State budget chiefs still pushing to dump ISTEP

The two men who hold the purse strings in the Indiana legislature are not backing down from their idea of dumping ISTEP for a cheaper, “off-the-shelf” exam used in other states.

On Wednesday, Indiana State Board of Education members urged lawmakers to get over their concerns about higher testing costs, arguing the higher costs proposed for an overhaul of state tests were reasonable and affordable.

But Sen. Luke Kenley, R-Noblesville, and Rep. Tim Brown, R-Crawfordsville, the powerful chairmen of the budget-making committees in the Senate and House, didn’t sound like they were coming around when they appeared together at today’s House Education Committee meeting to push Senate Bill 566.

The bill would scrap ISTEP in favor of paying a testing company for the right to use an exam that students take in other states.

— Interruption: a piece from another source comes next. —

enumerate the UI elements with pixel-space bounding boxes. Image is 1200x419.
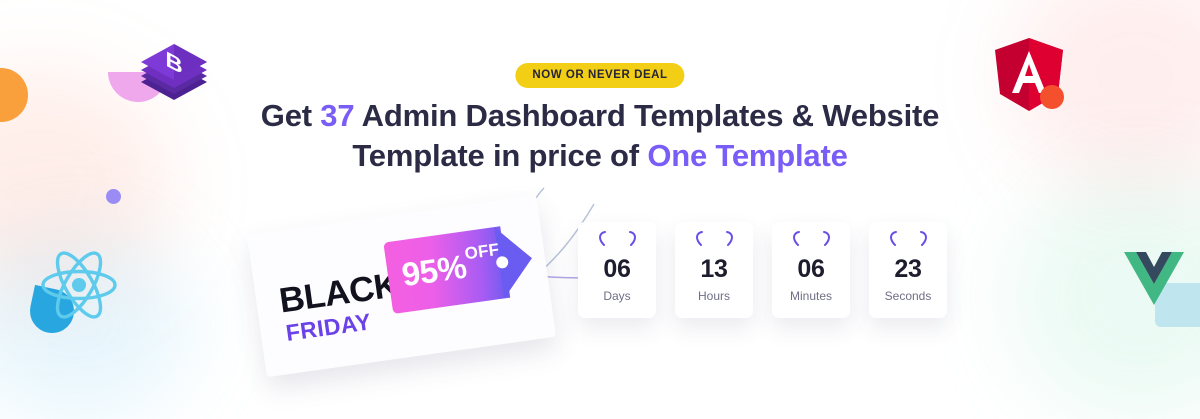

Kenely said the bill was a response to state Superintendent Glenda Ritz’s earlier proposed budget for state tests. Ritz said Indiana would have to spend significantly more to include new test features and adapt ISTEP to measure the higher expectations of new Indiana standards put in place last year.

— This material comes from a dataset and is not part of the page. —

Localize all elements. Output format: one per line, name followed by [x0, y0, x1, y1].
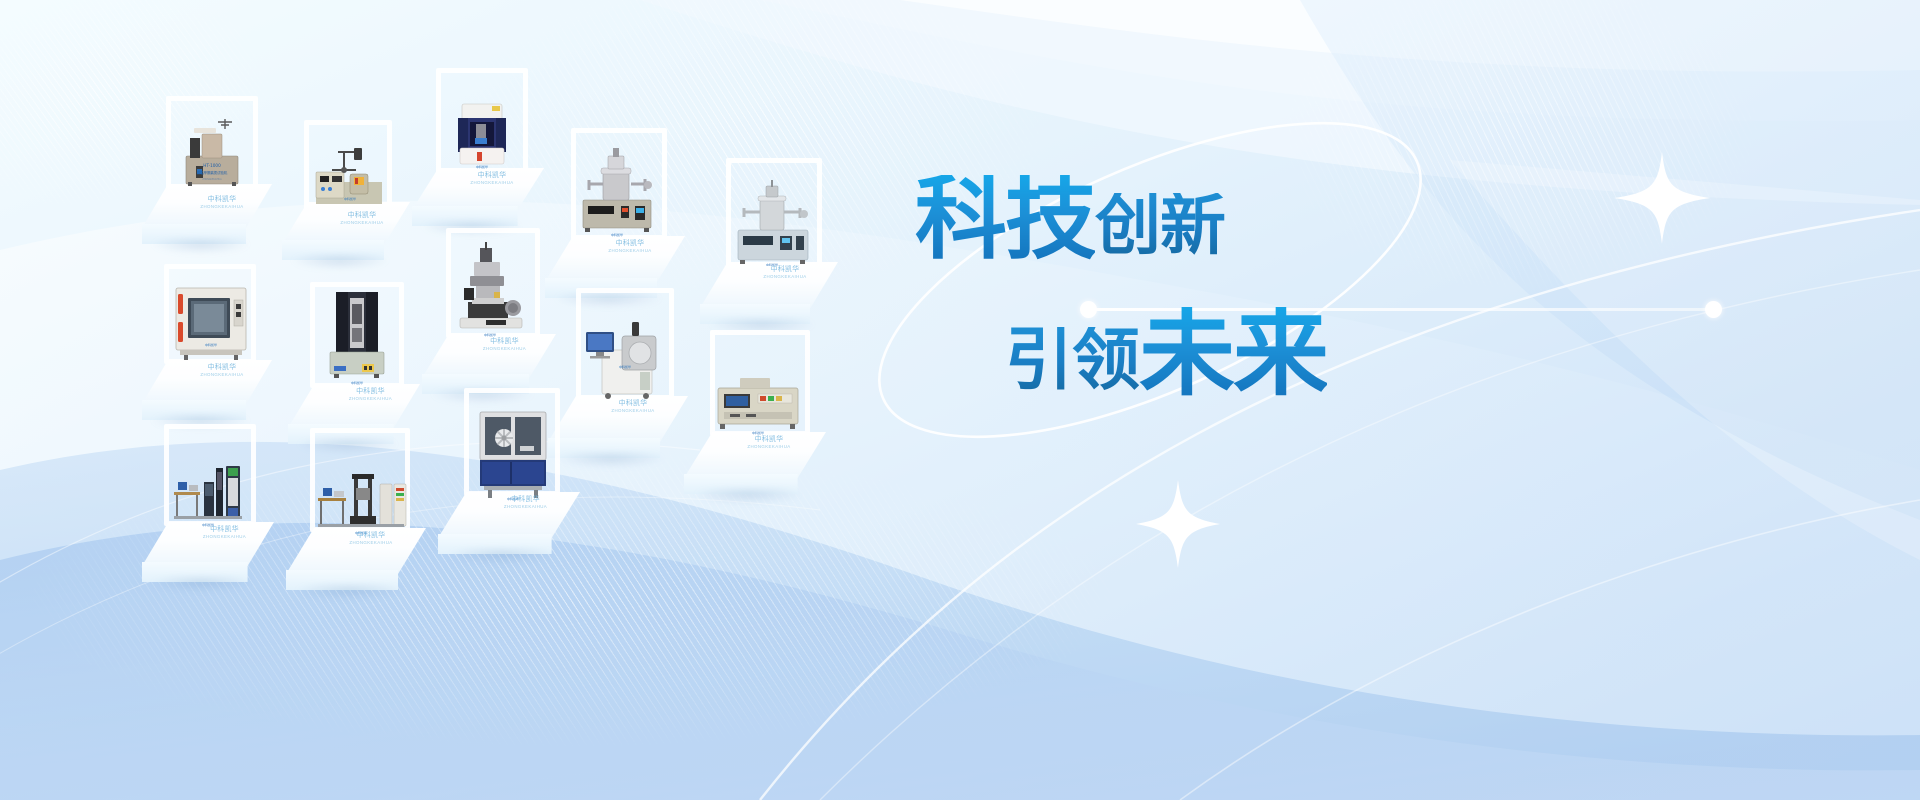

Ritz’s original proposal presented back in December would have cost the state about $65 million per year, a 45 percent increase over what the state pays now.

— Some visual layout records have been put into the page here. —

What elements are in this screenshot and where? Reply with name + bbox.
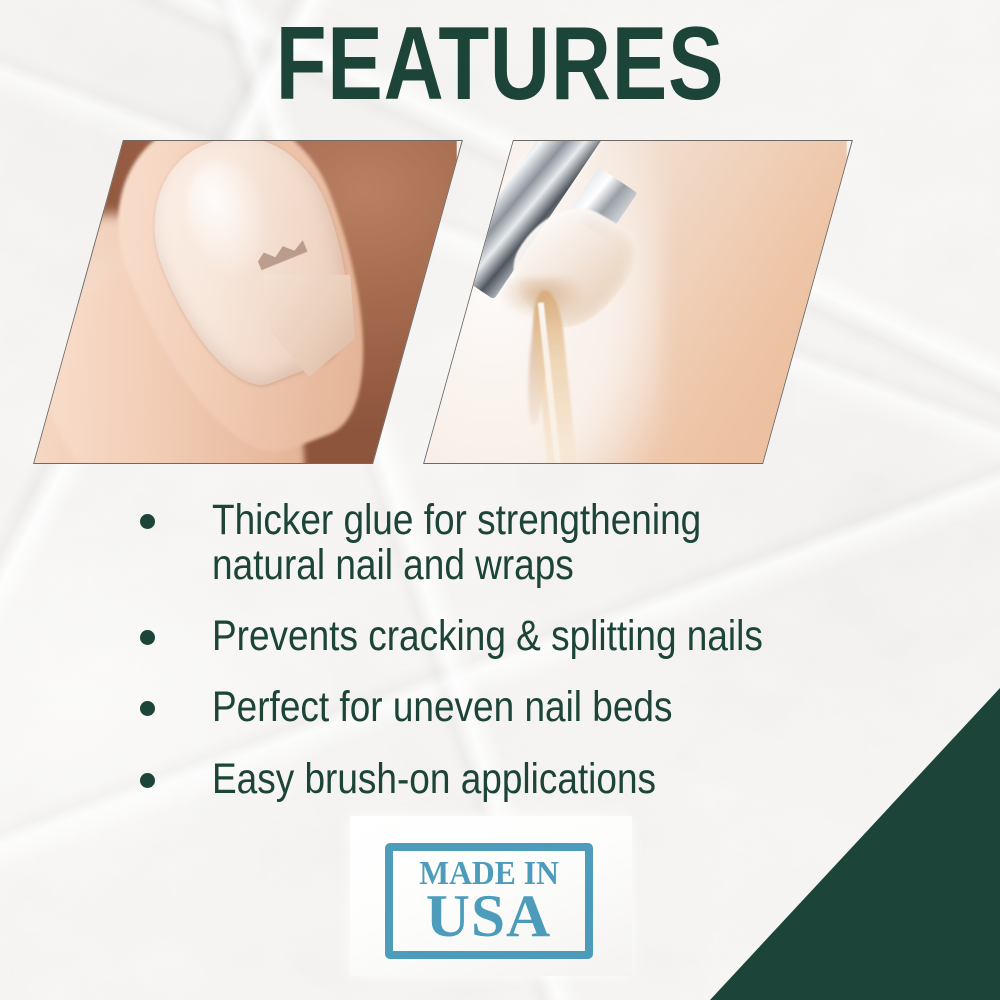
- stamp-line-usa: USA: [426, 889, 551, 944]
- feature-text: Easy brush-on applications: [212, 757, 656, 802]
- bullet-dot-icon: [140, 773, 155, 788]
- list-item: Easy brush-on applications: [140, 757, 900, 802]
- stamp-border: MADE IN USA: [385, 843, 593, 959]
- list-item: Perfect for uneven nail beds: [140, 685, 900, 730]
- page-title: FEATURES: [100, 12, 900, 116]
- feature-list: Thicker glue for strengthening natural n…: [140, 498, 900, 828]
- bullet-dot-icon: [140, 514, 155, 529]
- feature-text: Perfect for uneven nail beds: [212, 685, 672, 730]
- feature-text: Thicker glue for strengthening natural n…: [212, 498, 701, 588]
- features-infographic: FEATURES: [0, 0, 1000, 1000]
- bullet-dot-icon: [140, 630, 155, 645]
- bullet-dot-icon: [140, 701, 155, 716]
- list-item: Thicker glue for strengthening natural n…: [140, 498, 900, 588]
- feature-text: Prevents cracking & splitting nails: [212, 614, 763, 659]
- list-item: Prevents cracking & splitting nails: [140, 614, 900, 659]
- made-in-usa-stamp: MADE IN USA: [350, 816, 632, 976]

“Chairman Brown, myself and others on the committee were really shocked by the cost,” Kenley said.

Ritz has since revised her proposal, cutting the potential cost to about $37 million per year. But during Wednesday’s state board meeting, the latest projection for a different proposal from board member Sarah O’Brien was estimated to cost about $50 million per year, though O’Brien disputed the figure.

But even those cheaper options haven’t diminished the push for a complete rethinking of what Indiana’s tests should be.

“This has been a huge issue,” Kenley said. “We think we’ve put together a common-sense approach.”

The bill wouldn’t completely unhinge the Indiana Department of Education’s plan to hire to British-based Pearson to create a new ISTEP test to fit Indiana’s new academic standards for next year. But it would give Pearson’s version a short lifespan — the bill would direct the department in 2017 to adopt a test used by other states, like the Iowa Test of Basic Skills or a test created by the Northwest Evaluation Association that some Indiana schools already use to prepare kids for ISTEP.

But supporters of keeping ISTEP, or at least sticking with state-led process for writing Indiana’s exams, include several key players. Gov. Mike Pence and House Education Committee Chairman Robert Behning, R-Indianapolis, are among those who have been cautious about the proposals in Senate Bill 566.

Behning quizzed Kenley about whether a test like NWEA was the right kind of exam to be used for A-to-F grades and other accountability measures. Kenley acknowledged today’s NWEA exam would need to be altered, but he said he was assured by the organization that was not difficult or costly to do so.

Another option would be to make small changes to Indiana standards so what the state teaches would better match tests in use in other states.

“It appears testing across the country is evolving into a more synthesized activity,” Kenley said. “They are more like each other than they have been. There’s a good chance you don’t have to rewrite Indiana’s standards.”

Indiana had been on track to use a shared Partnership for Assessment of Readiness for College and Careers, or PARCC, exam, which is connected to Common Core standards. But Pence ordered Indiana out of the consortium creating that test, and Indiana later dropped an effort to use Common Core standards along with 45 other states last year.

But Brown said the state should scale back its ban on PARCC to allow testing companies making Indiana’s future tests to collaborate with the consortium.

“I think we need to at least be open to the idea that they can partner with other vendors,” Brown said.

The Senate passed the bill 46-3 in February, but the House has been slow to embrace the proposal. The education committee is scheduled to discuss it again on Tuesday and possibly vote.